US-Wirtschaft bricht im März ein - "Bereits in der Rezession"

A man in a surgical mask walks by an illuminated flag of The United States as the coronavirus outbreak continued in Manhattan, New York City, New York, U.S., March 13, 2020. REUTERS/Andrew Kelly

New York (Reuters) - Die Geschäfte der US-Wirtschaft sind im März wegen der Corona-Krise so stark eingebrochen wie noch nie.

Der gemeinsame Einkaufsmanagerindex für Industrie und Dienstleister fiel um 9,1 auf das Rekordtief von 40,5 Punkten, wie das IHS Markit am Dienstag unter Berufung auf seine monatliche Umfrage unter Unternehmen mitteilte. Erst ab 50 signalisiert das Barometer ein Wachstum. “Die Umfrage unterstreicht, dass sich die USA wahrscheinlich bereits in einer Rezession befinden, die sich unweigerlich noch weiter vertiefen wird”, sagte Markit-Chefvolkswirt Chris Williamson.

Besonders heftig erwischte es die Dienstleister. Hier fiel das Barometer auf das Rekordtief von 39,1 Zählern. Die Dienstleister machen etwa zwei Drittel der weltgrößten Volkswirtschaft aus.

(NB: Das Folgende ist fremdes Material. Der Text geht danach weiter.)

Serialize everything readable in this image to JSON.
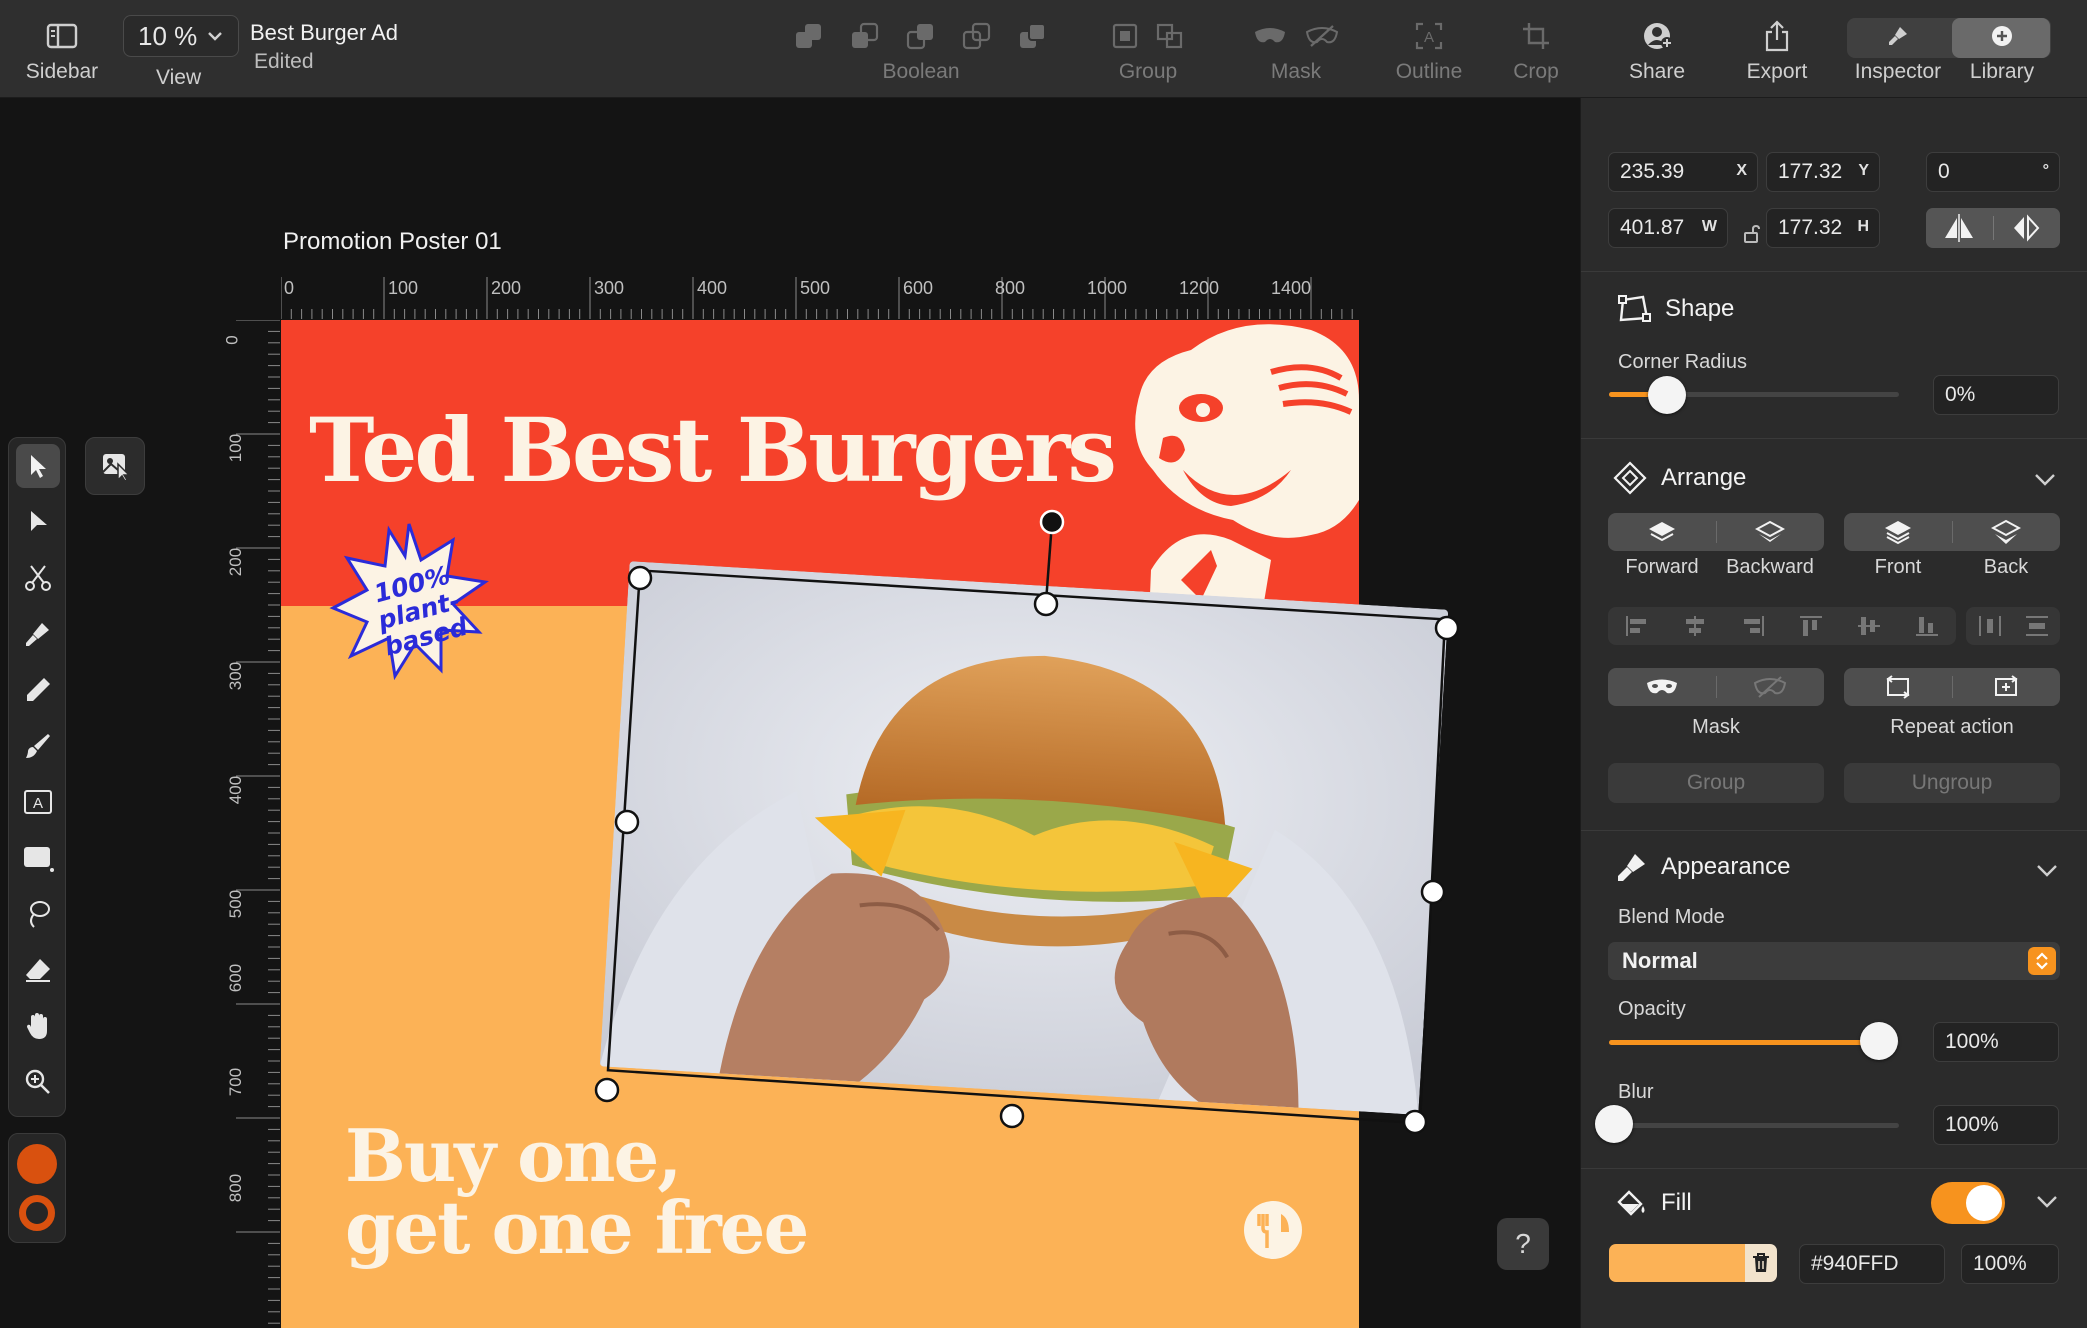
{
  "toolbar": {
    "sidebar_label": "Sidebar",
    "view_label": "View",
    "zoom_value": "10 %",
    "doc_title": "Best Burger Ad",
    "doc_status": "Edited",
    "boolean_label": "Boolean",
    "group_label": "Group",
    "mask_label": "Mask",
    "outline_label": "Outline",
    "crop_label": "Crop",
    "share_label": "Share",
    "export_label": "Export",
    "inspector_label": "Inspector",
    "library_label": "Library"
  },
  "canvas": {
    "artboard_title": "Promotion Poster 01",
    "ruler_h_labels": [
      "0",
      "100",
      "200",
      "300",
      "400",
      "500",
      "600",
      "800",
      "1000",
      "1200",
      "1400"
    ],
    "ruler_v_labels": [
      "0",
      "100",
      "200",
      "300",
      "400",
      "500",
      "600",
      "700",
      "800"
    ],
    "help_label": "?"
  },
  "poster": {
    "headline": "Ted Best Burgers",
    "badge_line1": "100%",
    "badge_line2": "plant-",
    "badge_line3": "based",
    "tagline_line1": "Buy one,",
    "tagline_line2": "get one free",
    "colors": {
      "red": "#f5412a",
      "orange": "#fcb256",
      "cream": "#fcf3e4",
      "badge_blue": "#2b2bd9"
    }
  },
  "inspector": {
    "x_value": "235.39",
    "x_label": "X",
    "y_value": "177.32",
    "y_label": "Y",
    "rotation_value": "0",
    "rotation_unit": "°",
    "w_value": "401.87",
    "w_label": "W",
    "h_value": "177.32",
    "h_label": "H",
    "shape": {
      "title": "Shape",
      "corner_radius_label": "Corner Radius",
      "corner_radius_value": "0%",
      "corner_radius_fraction": 0.2
    },
    "arrange": {
      "title": "Arrange",
      "forward": "Forward",
      "backward": "Backward",
      "front": "Front",
      "back": "Back",
      "mask": "Mask",
      "repeat_action": "Repeat action",
      "group": "Group",
      "ungroup": "Ungroup"
    },
    "appearance": {
      "title": "Appearance",
      "blend_mode_label": "Blend Mode",
      "blend_mode_value": "Normal",
      "opacity_label": "Opacity",
      "opacity_value": "100%",
      "opacity_fraction": 0.93,
      "blur_label": "Blur",
      "blur_value": "100%",
      "blur_fraction": 0.0
    },
    "fill": {
      "title": "Fill",
      "enabled": true,
      "hex": "#940FFD",
      "opacity": "100%",
      "swatch_color": "#fcb256"
    },
    "accent_color": "#f7931e"
  }
}
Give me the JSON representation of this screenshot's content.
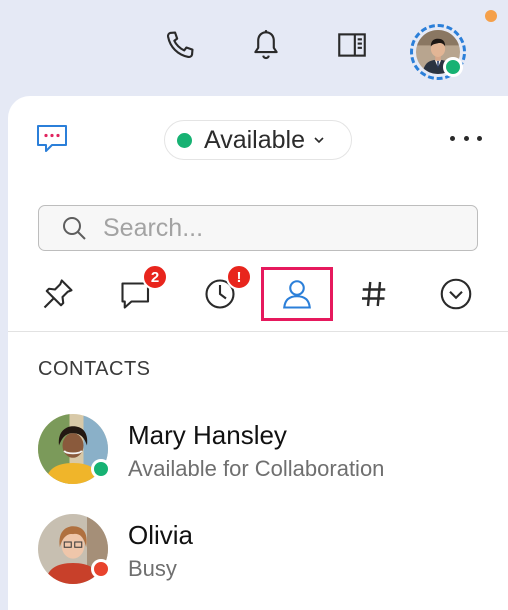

“Dies dürfte erst der Anfang der schwächelnden US-Konjunktur sein”, sagte BayernLB-Ökonomin Charlotte Heck-Parsch. Entscheidend dürfte nun sein, wie die Notenbank (Fed) es schaffe, kleinen und mittelgroßen Unternehmen den Zugang zu Krediten zu erleichtern. Zugleich plane der Kongress ein zweites, diesmal billionenschweres Hilfspaket. “Die geld- und fiskalpolitischen Anstrengungen dürften allerdings nichts an der Tatsache ändern, dass es für die kommenden Monate erst einmal düster aussieht”, sagte die Ökonomin.